Gua–Gua stacking π–π inter­actions in (III) and (IV) are shown in Fig. 10. Centroid–centroid distances marked for the six-membered rings of the guanines reveal that the protonated Gua bases in (III) are stacked much more tightly than the neutral Gua bases in (IV). In (III), two types of C—H···O contacts, involving the O6_Gua atom, provide additional stabilization of the stacking inter­actions, while only one of them affects the O6_Gua atom in (IV), which in turn acts as an acceptor of two additional hydrogen bonds from water molecules (Fig. 10b).

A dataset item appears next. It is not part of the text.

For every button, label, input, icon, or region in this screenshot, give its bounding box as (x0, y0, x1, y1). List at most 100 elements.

In (V), the direct inter-nucleotide contacts are few (Table 10), and the crystal packing is determined by cIMP^-···(H₂O)_n···cIMP^- hydrogen bonds and coordination inter­actions with Na⁺ cations. As shown in Fig. 11, cIMP^- anions and Na⁺ cations are arranged in layers parallel to the (001) plane. Each nucleotide is extended along the b axis, between two Na⁺ ions, to which it coordinates via exocyclic the phosphate O5 and hypoxanthine (Hyp) O6 atoms. Two other ribose O atoms (O2' and O4') are engaged in additional Na···O inter­actions (along the a axis), giving rise to the layers shown in Fig. 11(a). Thus, every cIMP^- anion, being a bridging ligand and acting as a monodentate ligand for the individual Na⁺ cations, is in fact coordinated by four different Na⁺ cations. This has not been hitherto observed in the Na–cNMP crystals; among the eleven different nucleotide anions present in Na(cdTMP)·7H₂O, Na(cdTMP)·3.7H₂O (Ślepokura, 2016a) and Na(cAMP)·4H₂O (Varughese et al., 1982) reported to date, the typical amount of Na⁺ bound to cNMP^- was one or two, and only once it was three. On the other hand, the coordination environment of the o­cta­hedral Na⁺ cation in (V) is also quite crowded, due to four different cIMP^- anions occupying four positions in the coordination sphere, leaving only two sites for water molecules. Selected Na—O and Na···Na distances are given in Table S1 in the Supporting information. The structure of the layer is additionally stabilized by the direct inter-nucleotide O2'—H2'···O5'ⁱ inter­actions of the sugar–sugar type, and by Hyp–Hyp stacking π–π inter­actions. The contacts between the adjacent layers (at z = 0, 1/2, ···) are provided mainly by the water-mediated hydrogen bonds, as well as by direct base–phosphate N1–H1···O3ⁱⁱ hydrogen bonds, accompanied by a C2—H2···O5ⁱⁱ hydrogen bond. Inter­estingly, when only the latter are taken into consideration, one can find a ribbon motif similar to that observed in (III) and (IV) (see the highlighted cIMP^- anions in Fig. 11b).